The implications of these facts are worth spelling out in detail. Over the most useful period of the Registry's records, the non-Catholic population of Ireland constituted, at most, 20% of the total. A large proportion of these were dissenting Presbyterians largely concentrated in the north, and suffering restrictions on their property rights similar to, though not as severe as, those imposed on Catholics; very few deeds made by dissenting Protestants are registered. Of the remaining non-Catholics, the majority were small farmers, tradesmen or artisans, usually in a position of economic dependence on those with whom they might have property transactions, and thus in no position to dispute the terms of a deed. The records of the Registry therefore cover only a minority of the non-Catholic minority. There are exceptions, of course, - large landlords who made and registered great numbers of leases with their smaller tenants, marriage settlements between families of relatively modest means, the business transactions of the small Catholic merchant classes, the registration of the holdings of the few surviving Catholic landowners after the relaxation of the Penal Laws in the 1780s - but these remain very definitely exceptions. And for the vast bulk of the population, the Catholic tenant farmers, the possibility of a deed having been registered can almost certainly be discounted, since they owned nothing and had almost no legal rights to the property they rented.

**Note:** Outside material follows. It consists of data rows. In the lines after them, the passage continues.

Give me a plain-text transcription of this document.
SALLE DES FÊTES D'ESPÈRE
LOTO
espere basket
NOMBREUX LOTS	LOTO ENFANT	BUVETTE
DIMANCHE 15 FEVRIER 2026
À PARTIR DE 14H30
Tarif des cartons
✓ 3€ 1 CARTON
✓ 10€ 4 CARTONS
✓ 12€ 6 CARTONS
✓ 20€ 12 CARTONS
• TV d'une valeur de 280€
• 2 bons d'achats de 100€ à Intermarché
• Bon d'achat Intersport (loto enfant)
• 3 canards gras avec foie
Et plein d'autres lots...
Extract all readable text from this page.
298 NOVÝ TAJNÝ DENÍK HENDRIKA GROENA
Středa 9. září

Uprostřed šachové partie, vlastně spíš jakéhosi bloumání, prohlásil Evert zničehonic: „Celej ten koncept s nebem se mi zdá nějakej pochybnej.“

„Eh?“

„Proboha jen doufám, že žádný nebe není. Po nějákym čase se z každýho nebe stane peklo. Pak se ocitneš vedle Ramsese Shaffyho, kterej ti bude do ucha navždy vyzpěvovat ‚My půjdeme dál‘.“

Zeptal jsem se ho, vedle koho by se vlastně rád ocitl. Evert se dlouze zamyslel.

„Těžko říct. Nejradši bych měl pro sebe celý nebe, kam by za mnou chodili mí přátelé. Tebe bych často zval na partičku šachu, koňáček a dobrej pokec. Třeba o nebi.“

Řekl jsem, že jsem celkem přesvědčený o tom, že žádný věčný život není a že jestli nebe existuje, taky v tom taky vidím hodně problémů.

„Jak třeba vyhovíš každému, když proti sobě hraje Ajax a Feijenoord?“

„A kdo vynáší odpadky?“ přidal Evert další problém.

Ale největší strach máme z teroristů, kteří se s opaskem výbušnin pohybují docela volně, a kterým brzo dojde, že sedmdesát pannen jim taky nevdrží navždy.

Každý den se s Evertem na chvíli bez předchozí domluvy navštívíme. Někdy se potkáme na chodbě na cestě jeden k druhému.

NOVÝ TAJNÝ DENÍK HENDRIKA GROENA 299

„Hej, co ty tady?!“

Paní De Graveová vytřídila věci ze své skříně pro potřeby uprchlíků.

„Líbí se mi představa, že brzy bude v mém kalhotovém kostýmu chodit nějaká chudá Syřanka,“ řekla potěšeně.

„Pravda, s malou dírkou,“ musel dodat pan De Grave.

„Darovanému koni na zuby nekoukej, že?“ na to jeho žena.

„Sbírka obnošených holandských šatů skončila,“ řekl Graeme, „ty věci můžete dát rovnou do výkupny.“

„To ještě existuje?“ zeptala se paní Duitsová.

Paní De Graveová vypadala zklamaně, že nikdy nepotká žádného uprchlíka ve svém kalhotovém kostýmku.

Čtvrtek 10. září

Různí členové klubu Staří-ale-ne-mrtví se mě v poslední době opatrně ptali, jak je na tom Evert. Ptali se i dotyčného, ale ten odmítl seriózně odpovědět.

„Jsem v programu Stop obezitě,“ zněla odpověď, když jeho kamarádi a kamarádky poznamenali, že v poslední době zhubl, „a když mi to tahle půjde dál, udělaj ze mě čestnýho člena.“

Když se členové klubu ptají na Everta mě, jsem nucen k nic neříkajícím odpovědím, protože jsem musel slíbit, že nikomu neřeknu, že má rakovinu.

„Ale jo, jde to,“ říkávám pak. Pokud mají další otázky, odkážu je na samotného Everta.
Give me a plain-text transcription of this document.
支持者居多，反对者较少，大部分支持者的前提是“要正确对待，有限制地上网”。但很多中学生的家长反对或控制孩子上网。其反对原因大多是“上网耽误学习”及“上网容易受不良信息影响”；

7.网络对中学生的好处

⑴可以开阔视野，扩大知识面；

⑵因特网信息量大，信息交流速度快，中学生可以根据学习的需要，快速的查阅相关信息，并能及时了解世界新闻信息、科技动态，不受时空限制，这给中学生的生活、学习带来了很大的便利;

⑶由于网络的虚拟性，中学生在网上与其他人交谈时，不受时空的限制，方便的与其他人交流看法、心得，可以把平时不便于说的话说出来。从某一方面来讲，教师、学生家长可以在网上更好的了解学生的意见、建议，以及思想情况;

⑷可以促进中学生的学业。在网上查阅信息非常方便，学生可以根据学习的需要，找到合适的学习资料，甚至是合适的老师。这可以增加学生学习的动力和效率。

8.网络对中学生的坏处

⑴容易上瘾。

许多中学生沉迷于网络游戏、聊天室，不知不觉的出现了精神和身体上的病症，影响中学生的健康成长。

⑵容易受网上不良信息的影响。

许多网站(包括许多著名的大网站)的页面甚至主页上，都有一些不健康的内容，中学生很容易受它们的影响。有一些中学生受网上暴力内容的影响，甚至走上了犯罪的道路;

With these limitations in mind, it should now be said that, for those who made and registered deeds, the records of the Registry can often provide superb information. The propensity to register deeds appears to have run in families, and a single document can name two or three generations, as well as leading back to a chain of related records which give a picture of the family's evolving fortunes and the network of its collateral relationships.